Das ABC der Gefühle: Warum man Gefühle und Emotionen ausbilden muss

 

Für unsere Gesellschaft ist es selbstverständlich, dass wir mindestens neun Jahre zur Schule gehen, um unseren Verstand auszubilden. Uns ist klar, dass wir nicht einfach denken können, nur weil sich in unserem Kopf ein Gehirn befindet, sondern, dass wir die Anlagen dazu haben, die aber ausgebildet werden müssen. Wie kommen wir also darauf, dass wir Fühlen natürlicherweise können, ohne das Gefühlsleben auszubilden?

 

 

Seele, Emotion und Gefühl

Für manche Menschen ist es nicht möglich, ihre Gefühle zu fühlen. Sie fühlen meistens nichts oder sind gekonnte Verdränger unerwünschter Emotionen. Wie sollten sie es auch besser wissen, „lehrt“ unsere Gesellschaft nämlich genau dies: Gefühle und Emotionen zu verdrängen.

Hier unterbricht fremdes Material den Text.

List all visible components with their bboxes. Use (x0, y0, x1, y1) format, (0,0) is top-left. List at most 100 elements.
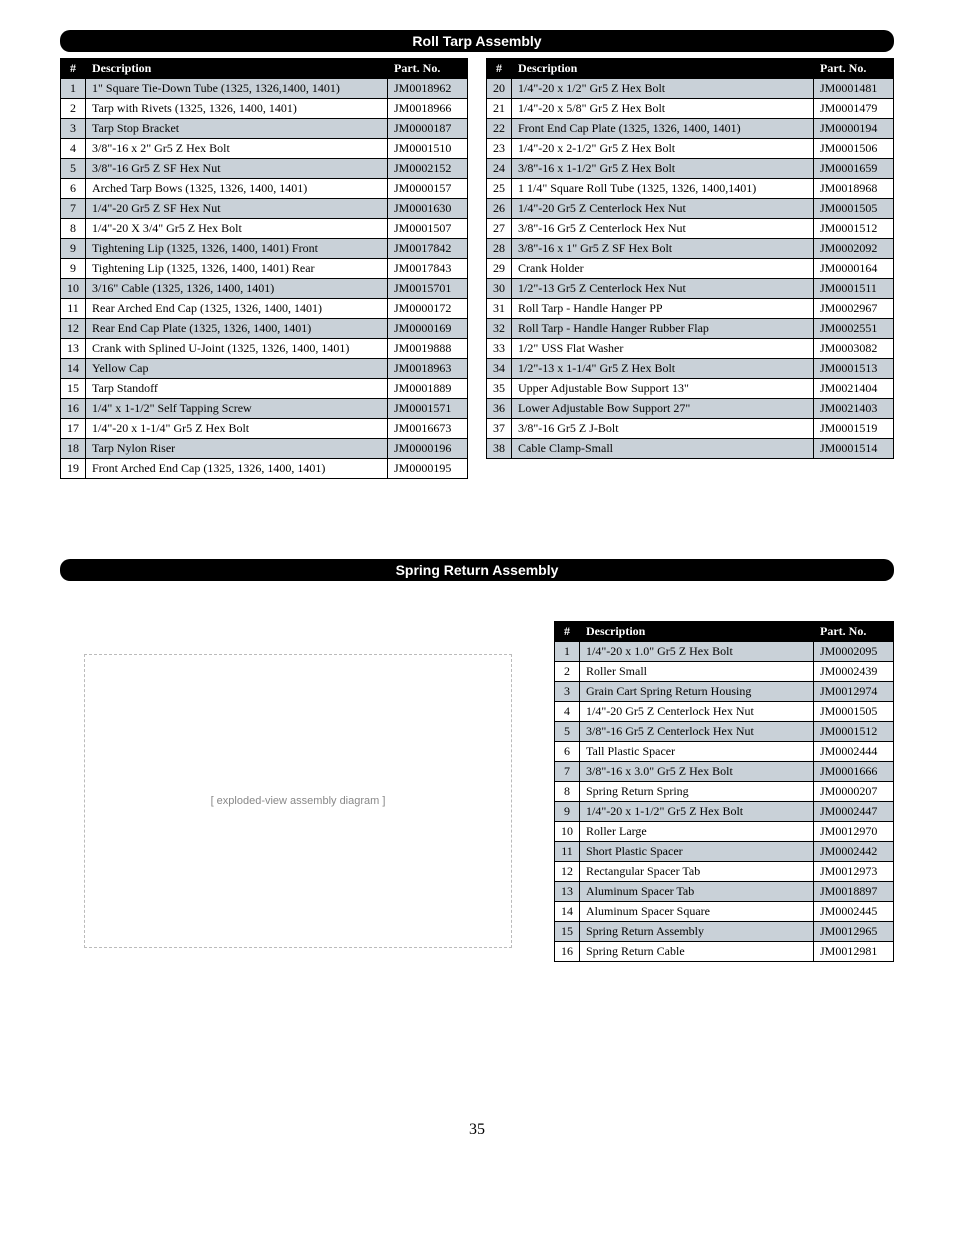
table-row: 81/4"-20 X 3/4" Gr5 Z Hex BoltJM0001507 (61, 219, 468, 239)
cell-description: Cable Clamp-Small (512, 439, 814, 459)
cell-part-number: JM0001479 (814, 99, 894, 119)
cell-num: 29 (487, 259, 512, 279)
cell-num: 9 (555, 802, 580, 822)
table-row: 29Crank HolderJM0000164 (487, 259, 894, 279)
table-row: 35Upper Adjustable Bow Support 13"JM0021… (487, 379, 894, 399)
table-row: 273/8"-16 Gr5 Z Centerlock Hex NutJM0001… (487, 219, 894, 239)
cell-num: 14 (61, 359, 86, 379)
table-row: 10Roller LargeJM0012970 (555, 822, 894, 842)
table-row: 31Roll Tarp - Handle Hanger PPJM0002967 (487, 299, 894, 319)
cell-part-number: JM0001512 (814, 219, 894, 239)
cell-num: 13 (555, 882, 580, 902)
cell-num: 25 (487, 179, 512, 199)
cell-description: Upper Adjustable Bow Support 13" (512, 379, 814, 399)
cell-part-number: JM0002445 (814, 902, 894, 922)
cell-num: 2 (61, 99, 86, 119)
cell-description: 3/8"-16 Gr5 Z J-Bolt (512, 419, 814, 439)
roll-tarp-table-left: # Description Part. No. 11" Square Tie-D… (60, 58, 468, 479)
cell-part-number: JM0012981 (814, 942, 894, 962)
cell-description: 1/4"-20 x 2-1/2" Gr5 Z Hex Bolt (512, 139, 814, 159)
cell-description: Roll Tarp - Handle Hanger PP (512, 299, 814, 319)
cell-part-number: JM0001512 (814, 722, 894, 742)
cell-description: Roller Large (580, 822, 814, 842)
cell-num: 16 (61, 399, 86, 419)
cell-description: Yellow Cap (86, 359, 388, 379)
cell-description: Tall Plastic Spacer (580, 742, 814, 762)
cell-part-number: JM0001666 (814, 762, 894, 782)
table-row: 201/4"-20 x 1/2" Gr5 Z Hex BoltJM0001481 (487, 79, 894, 99)
cell-description: 3/8"-16 Gr5 Z Centerlock Hex Nut (512, 219, 814, 239)
cell-description: Arched Tarp Bows (1325, 1326, 1400, 1401… (86, 179, 388, 199)
cell-part-number: JM0000169 (388, 319, 468, 339)
cell-num: 31 (487, 299, 512, 319)
table-row: 32Roll Tarp - Handle Hanger Rubber FlapJ… (487, 319, 894, 339)
table-row: 53/8"-16 Gr5 Z SF Hex NutJM0002152 (61, 159, 468, 179)
cell-description: 1/2"-13 Gr5 Z Centerlock Hex Nut (512, 279, 814, 299)
spring-return-diagram: [ exploded-view assembly diagram ] (60, 621, 536, 981)
table-row: 103/16" Cable (1325, 1326, 1400, 1401)JM… (61, 279, 468, 299)
cell-description: Aluminum Spacer Square (580, 902, 814, 922)
cell-part-number: JM0000157 (388, 179, 468, 199)
cell-part-number: JM0001510 (388, 139, 468, 159)
cell-part-number: JM0015701 (388, 279, 468, 299)
table-row: 211/4"-20 x 5/8" Gr5 Z Hex BoltJM0001479 (487, 99, 894, 119)
table-row: 13Aluminum Spacer TabJM0018897 (555, 882, 894, 902)
cell-description: 1/4"-20 x 1.0" Gr5 Z Hex Bolt (580, 642, 814, 662)
cell-part-number: JM0000187 (388, 119, 468, 139)
table-row: 3Tarp Stop BracketJM0000187 (61, 119, 468, 139)
cell-description: Tightening Lip (1325, 1326, 1400, 1401) … (86, 239, 388, 259)
cell-description: 1/4"-20 Gr5 Z SF Hex Nut (86, 199, 388, 219)
cell-description: Rear Arched End Cap (1325, 1326, 1400, 1… (86, 299, 388, 319)
cell-description: Roll Tarp - Handle Hanger Rubber Flap (512, 319, 814, 339)
table-row: 331/2" USS Flat WasherJM0003082 (487, 339, 894, 359)
table-row: 9Tightening Lip (1325, 1326, 1400, 1401)… (61, 259, 468, 279)
cell-num: 12 (555, 862, 580, 882)
cell-part-number: JM0000196 (388, 439, 468, 459)
cell-num: 1 (61, 79, 86, 99)
table-row: 16Spring Return CableJM0012981 (555, 942, 894, 962)
cell-description: Spring Return Spring (580, 782, 814, 802)
cell-num: 14 (555, 902, 580, 922)
table-row: 301/2"-13 Gr5 Z Centerlock Hex NutJM0001… (487, 279, 894, 299)
col-header-desc: Description (580, 622, 814, 642)
cell-num: 7 (61, 199, 86, 219)
cell-num: 34 (487, 359, 512, 379)
cell-part-number: JM0019888 (388, 339, 468, 359)
cell-part-number: JM0002439 (814, 662, 894, 682)
col-header-partno: Part. No. (814, 622, 894, 642)
table-row: 231/4"-20 x 2-1/2" Gr5 Z Hex BoltJM00015… (487, 139, 894, 159)
table-row: 73/8"-16 x 3.0" Gr5 Z Hex BoltJM0001666 (555, 762, 894, 782)
cell-part-number: JM0001519 (814, 419, 894, 439)
cell-part-number: JM0000194 (814, 119, 894, 139)
table-row: 18Tarp Nylon RiserJM0000196 (61, 439, 468, 459)
cell-num: 5 (555, 722, 580, 742)
cell-part-number: JM0001514 (814, 439, 894, 459)
table-row: 53/8"-16 Gr5 Z Centerlock Hex NutJM00015… (555, 722, 894, 742)
cell-description: Tarp Nylon Riser (86, 439, 388, 459)
cell-part-number: JM0016673 (388, 419, 468, 439)
cell-description: Roller Small (580, 662, 814, 682)
cell-description: 3/8"-16 Gr5 Z Centerlock Hex Nut (580, 722, 814, 742)
cell-num: 16 (555, 942, 580, 962)
table-row: 19Front Arched End Cap (1325, 1326, 1400… (61, 459, 468, 479)
col-header-partno: Part. No. (814, 59, 894, 79)
cell-part-number: JM0001889 (388, 379, 468, 399)
cell-part-number: JM0012973 (814, 862, 894, 882)
table-row: 11Short Plastic SpacerJM0002442 (555, 842, 894, 862)
col-header-partno: Part. No. (388, 59, 468, 79)
table-row: 22Front End Cap Plate (1325, 1326, 1400,… (487, 119, 894, 139)
cell-num: 21 (487, 99, 512, 119)
cell-description: 1/4"-20 Gr5 Z Centerlock Hex Nut (580, 702, 814, 722)
col-header-num: # (555, 622, 580, 642)
cell-part-number: JM0002551 (814, 319, 894, 339)
cell-num: 9 (61, 259, 86, 279)
table-row: 12Rear End Cap Plate (1325, 1326, 1400, … (61, 319, 468, 339)
cell-num: 19 (61, 459, 86, 479)
table-row: 9Tightening Lip (1325, 1326, 1400, 1401)… (61, 239, 468, 259)
cell-part-number: JM0000172 (388, 299, 468, 319)
cell-num: 23 (487, 139, 512, 159)
roll-tarp-table-right: # Description Part. No. 201/4"-20 x 1/2"… (486, 58, 894, 459)
table-row: 13Crank with Splined U-Joint (1325, 1326… (61, 339, 468, 359)
cell-num: 36 (487, 399, 512, 419)
cell-num: 2 (555, 662, 580, 682)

Diese unbewusste „Lehre“ kann den patriarchalen Religionssystemen wie auch spirituellen Lehren zugeschrieben werden. Für die Erleuchtung oder Erlösung galten Emotionen und Gefühle lange zeit als „störend“ als verhindernd und nieder. Nun darf nicht der Fehler begangen werden das böse „Patriarchat“ für alles verantwortlich zu machen. Das Patriarchat ist einseitig, nicht falsch, genauso wie das Matriarchat. Um was es in dieser Zeit geht, ist das Fühlen auszubilden und in eine kymische Hochzeit mit dem Denken zu bringen, um zu einem integrierten Geist-Seele-Menschen zu werden.

 

Geist, Verstand und Intellekt

Wichtig ist hierbei auch den Unterschied von Geist, Verstand und Intellekt zu erkennen. Heute wird vielfach nur der Verstand und Intellekt beachtet, die beide hilfreiche Diener sind. In der Bildung bei Platon war die höchste Form von Erkenntnis mit dem altriechischen Begriff „νους“ (lat. nous) bezeichnet, das heute nicht selten auf ein rationales Denken reduziert wird. „Nous“ war aber vielmehr als was wir heute unter „Denken“ verstehen, es war eine Art intuitives Denken. Denken wird heute mit „rationalem Denken“ gleichgesetzt.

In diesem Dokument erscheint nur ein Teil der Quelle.